Prostate cancer is found in a male's prostate. Watch this video to further understand prostate cancer.

 

Who is at greatest risk?

Men who are over the age of 50, have a family history of prostate cancer, have African-American or Caribbean ancestry, or have inherited gene mutations are at greater risk. Diets high in red meat or high-fat dairy, obesity, and smoking also increase risk.

 

What are the symptoms?

Symptoms include difficulty urinating, frequent urination, blood in the urine, erectile dysfunction, weakness in the legs, or pain in the hips, back, or chest.

 

How is prostate cancer tested?

Prostate cancer is detected either by digital rectal exam, PSA or prostate-specific antigen test, or biopsy. For many men, active surveillance is the best course of action. Talk to your doctor about what’s right for you.

 

. . .

 

If you have been diagnosed with cancer, you likely have many questions. Talk to your doctor about your questions and concerns.

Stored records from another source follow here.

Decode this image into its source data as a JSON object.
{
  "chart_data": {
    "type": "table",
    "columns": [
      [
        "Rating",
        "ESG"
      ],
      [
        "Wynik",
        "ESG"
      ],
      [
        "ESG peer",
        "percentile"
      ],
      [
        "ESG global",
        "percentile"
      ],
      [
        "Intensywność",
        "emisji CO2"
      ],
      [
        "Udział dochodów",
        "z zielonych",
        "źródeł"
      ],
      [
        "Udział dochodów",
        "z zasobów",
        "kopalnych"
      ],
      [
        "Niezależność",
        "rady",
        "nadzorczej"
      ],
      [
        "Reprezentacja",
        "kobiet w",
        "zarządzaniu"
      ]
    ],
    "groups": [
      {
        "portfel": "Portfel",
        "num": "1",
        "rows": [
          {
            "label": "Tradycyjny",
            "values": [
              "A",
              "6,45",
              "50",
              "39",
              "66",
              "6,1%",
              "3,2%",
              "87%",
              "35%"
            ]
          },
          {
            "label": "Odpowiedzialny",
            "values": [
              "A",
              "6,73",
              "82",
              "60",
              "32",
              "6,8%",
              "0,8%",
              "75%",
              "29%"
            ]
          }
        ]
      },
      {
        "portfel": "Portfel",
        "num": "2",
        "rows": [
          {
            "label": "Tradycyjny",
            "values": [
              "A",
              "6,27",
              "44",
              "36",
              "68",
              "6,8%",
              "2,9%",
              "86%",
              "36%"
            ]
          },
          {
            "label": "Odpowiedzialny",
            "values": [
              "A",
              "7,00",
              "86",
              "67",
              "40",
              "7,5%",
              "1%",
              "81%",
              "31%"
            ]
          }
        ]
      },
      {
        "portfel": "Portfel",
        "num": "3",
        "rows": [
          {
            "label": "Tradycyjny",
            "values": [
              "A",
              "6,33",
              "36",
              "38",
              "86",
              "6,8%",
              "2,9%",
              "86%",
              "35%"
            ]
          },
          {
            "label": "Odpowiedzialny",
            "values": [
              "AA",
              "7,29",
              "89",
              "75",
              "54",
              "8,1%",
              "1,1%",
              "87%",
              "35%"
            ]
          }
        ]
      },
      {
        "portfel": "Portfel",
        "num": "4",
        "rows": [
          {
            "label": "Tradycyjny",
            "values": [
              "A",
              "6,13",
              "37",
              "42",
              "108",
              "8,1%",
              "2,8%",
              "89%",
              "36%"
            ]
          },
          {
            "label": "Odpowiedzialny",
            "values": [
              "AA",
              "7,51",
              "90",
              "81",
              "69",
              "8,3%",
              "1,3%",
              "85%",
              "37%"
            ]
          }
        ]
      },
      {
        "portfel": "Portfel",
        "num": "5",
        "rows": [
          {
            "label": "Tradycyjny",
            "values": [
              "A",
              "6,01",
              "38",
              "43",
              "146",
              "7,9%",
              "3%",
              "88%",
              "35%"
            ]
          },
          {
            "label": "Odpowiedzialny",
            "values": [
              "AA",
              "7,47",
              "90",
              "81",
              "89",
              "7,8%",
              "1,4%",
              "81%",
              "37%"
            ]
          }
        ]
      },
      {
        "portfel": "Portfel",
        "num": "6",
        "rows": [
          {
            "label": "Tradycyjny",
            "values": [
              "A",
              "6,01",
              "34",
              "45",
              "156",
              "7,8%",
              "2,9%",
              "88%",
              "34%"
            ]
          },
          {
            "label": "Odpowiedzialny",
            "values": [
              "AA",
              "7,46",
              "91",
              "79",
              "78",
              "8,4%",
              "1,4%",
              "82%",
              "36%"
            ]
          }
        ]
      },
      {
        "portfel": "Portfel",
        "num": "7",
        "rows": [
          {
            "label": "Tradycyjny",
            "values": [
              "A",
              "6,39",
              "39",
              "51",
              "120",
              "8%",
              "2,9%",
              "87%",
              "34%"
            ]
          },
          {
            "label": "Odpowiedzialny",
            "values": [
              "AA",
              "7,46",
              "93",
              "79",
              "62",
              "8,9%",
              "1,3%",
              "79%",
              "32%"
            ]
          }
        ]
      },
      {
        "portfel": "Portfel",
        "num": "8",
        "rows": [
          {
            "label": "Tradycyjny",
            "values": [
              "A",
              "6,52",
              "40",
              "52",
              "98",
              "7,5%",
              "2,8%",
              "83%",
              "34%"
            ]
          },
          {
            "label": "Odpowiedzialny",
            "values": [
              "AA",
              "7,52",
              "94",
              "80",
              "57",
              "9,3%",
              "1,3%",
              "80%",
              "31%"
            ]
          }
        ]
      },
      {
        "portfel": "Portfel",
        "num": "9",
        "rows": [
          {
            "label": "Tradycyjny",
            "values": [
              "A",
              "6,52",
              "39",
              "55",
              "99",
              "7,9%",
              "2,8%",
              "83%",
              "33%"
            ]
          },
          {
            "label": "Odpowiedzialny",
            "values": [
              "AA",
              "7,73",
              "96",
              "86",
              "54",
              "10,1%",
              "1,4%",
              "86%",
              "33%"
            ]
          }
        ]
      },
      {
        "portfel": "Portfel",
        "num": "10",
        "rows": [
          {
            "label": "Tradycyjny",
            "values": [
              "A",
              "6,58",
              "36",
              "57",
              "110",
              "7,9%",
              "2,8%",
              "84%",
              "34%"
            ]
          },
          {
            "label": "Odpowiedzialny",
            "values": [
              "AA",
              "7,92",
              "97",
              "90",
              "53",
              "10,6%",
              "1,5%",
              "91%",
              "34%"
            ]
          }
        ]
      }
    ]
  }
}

If you think of questions after your appointment, the American Cancer Society answers several questions here: https://www.cancer.org/treatment/understanding-your-diagnosis.html

 

If you have questions about adolescent-specific cancers, read our blog on Childhood Cancer.

 

Looking for emotional support after a diagnosis or symptoms? First and foremost, lean on Jesus Christ. Absorb his Word daily, and reach out to friends that will encourage you in the Word. Life after a cancer diagnosis can be filled with questions and uncertainty. Everyone is different and it is important to take time to adjust to a new normal.

 

Look for Christian cancer support groups in your area. The American Cancer Society also has a variety of programs.